Dla Brazylijczyków samba i karnawał mogą być powodem niezwykłych emocji. W Sao Paulo doszło nawet do bójki i zamieszek podczas ogłaszania wyników karnawałowego konkursu na najlepszą szkołę tańca. Sędziowie zostali zaatakowania, a sambodrom zdemolowany.
Do wybuchu agresji doszło, gdy ogłoszono, iż szkoła samby Mocidade Alegre wysunęła się na prowadzenie w głosowaniu i najprawdopodobniej zwycięży w konkursie. Zwolennicy konkurencyjnej szkoły zareagowali bardzo nerwowo.

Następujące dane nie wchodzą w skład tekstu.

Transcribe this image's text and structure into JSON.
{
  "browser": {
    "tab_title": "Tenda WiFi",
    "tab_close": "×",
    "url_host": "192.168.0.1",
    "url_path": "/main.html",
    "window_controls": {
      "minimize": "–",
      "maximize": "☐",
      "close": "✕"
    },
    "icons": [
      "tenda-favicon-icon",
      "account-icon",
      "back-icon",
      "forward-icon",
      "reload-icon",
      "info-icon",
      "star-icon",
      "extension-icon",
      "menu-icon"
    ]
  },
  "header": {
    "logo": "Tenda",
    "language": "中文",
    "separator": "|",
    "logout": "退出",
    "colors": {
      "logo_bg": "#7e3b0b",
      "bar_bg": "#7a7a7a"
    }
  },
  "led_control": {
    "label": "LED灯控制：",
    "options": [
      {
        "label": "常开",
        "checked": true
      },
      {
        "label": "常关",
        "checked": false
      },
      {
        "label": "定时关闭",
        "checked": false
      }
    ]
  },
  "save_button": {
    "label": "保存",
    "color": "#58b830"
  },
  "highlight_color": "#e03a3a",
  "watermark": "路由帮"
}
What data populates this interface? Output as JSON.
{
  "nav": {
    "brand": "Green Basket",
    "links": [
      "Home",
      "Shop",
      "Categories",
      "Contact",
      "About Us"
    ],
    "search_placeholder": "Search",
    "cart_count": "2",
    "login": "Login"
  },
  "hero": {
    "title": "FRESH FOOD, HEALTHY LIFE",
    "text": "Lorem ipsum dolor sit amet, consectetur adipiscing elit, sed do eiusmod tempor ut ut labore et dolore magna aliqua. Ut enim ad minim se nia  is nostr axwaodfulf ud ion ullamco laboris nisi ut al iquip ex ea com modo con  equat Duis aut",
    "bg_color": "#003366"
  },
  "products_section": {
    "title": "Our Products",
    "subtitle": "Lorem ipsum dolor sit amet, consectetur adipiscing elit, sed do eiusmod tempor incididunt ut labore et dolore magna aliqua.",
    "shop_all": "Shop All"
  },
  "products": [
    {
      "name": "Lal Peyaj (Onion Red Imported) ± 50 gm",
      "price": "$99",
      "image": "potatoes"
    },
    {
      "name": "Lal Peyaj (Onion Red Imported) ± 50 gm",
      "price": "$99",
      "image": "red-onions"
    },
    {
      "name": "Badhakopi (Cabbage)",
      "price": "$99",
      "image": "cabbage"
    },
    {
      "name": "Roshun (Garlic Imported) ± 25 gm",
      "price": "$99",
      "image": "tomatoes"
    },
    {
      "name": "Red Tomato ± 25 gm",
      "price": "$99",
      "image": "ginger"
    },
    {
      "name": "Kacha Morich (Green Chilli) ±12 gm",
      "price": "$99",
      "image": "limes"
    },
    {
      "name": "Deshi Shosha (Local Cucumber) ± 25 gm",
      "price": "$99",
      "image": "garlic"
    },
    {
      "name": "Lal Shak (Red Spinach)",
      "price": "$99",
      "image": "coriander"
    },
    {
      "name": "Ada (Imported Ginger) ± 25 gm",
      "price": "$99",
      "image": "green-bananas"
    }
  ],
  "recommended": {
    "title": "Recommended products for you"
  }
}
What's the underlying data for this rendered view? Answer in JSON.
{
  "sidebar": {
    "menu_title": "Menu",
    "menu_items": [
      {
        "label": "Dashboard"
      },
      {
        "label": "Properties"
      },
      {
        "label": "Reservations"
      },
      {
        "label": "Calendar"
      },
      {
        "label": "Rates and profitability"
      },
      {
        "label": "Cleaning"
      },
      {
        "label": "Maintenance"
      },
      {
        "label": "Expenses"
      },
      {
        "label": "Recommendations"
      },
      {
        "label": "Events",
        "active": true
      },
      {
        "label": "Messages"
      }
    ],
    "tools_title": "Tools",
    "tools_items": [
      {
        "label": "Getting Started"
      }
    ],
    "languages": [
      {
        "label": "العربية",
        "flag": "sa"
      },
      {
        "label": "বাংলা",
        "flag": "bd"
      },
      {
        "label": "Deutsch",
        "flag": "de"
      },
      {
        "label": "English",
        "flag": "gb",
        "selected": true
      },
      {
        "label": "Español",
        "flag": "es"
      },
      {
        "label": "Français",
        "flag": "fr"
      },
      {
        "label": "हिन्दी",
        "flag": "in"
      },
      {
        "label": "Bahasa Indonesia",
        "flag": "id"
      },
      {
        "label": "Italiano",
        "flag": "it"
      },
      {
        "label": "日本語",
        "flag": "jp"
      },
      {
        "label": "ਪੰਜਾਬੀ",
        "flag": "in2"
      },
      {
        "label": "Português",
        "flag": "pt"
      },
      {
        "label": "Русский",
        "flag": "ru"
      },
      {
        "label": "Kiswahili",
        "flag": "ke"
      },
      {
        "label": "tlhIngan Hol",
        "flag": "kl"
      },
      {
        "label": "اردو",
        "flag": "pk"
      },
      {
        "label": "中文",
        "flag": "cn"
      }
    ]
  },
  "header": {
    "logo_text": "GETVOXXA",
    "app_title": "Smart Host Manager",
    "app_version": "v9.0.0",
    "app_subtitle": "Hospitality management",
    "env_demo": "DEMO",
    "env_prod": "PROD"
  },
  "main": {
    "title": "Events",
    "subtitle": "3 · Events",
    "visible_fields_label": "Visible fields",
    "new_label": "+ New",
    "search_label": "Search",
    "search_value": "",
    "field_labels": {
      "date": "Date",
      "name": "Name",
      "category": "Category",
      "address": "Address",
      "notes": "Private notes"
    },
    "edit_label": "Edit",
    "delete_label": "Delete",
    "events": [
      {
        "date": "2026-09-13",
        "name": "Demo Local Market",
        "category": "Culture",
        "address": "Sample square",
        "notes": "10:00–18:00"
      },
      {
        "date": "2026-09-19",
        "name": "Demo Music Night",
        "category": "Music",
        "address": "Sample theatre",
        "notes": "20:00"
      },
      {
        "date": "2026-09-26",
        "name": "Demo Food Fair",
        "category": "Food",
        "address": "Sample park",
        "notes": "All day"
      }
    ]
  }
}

Jeden z widzów wskoczył na podium sędziów, wyrwał jednemu z nich kopertę z wynikami i podarł ją. Uszkodził też wielki puchar, będący nagrodą dla zwycięskiej drużyny. Poirytowany tłum zwolenników przegrywającej szkoły zaczął też demolować sambodrom, na którym ogłaszano wyniki. Doszło nawet do starć z policją na pobliskiej ulicy. Nieznani sprawcy podpalili też platformę jednej z szkół, na której tancerze prezentowali swoje umiejętności poprzedniej nocy,
Policja aresztowała dwie osoby. - Rozumiem, że ktoś może być smutny z powodu przegranej, ale tak nie można postępować - stwierdził jeden ze świadków.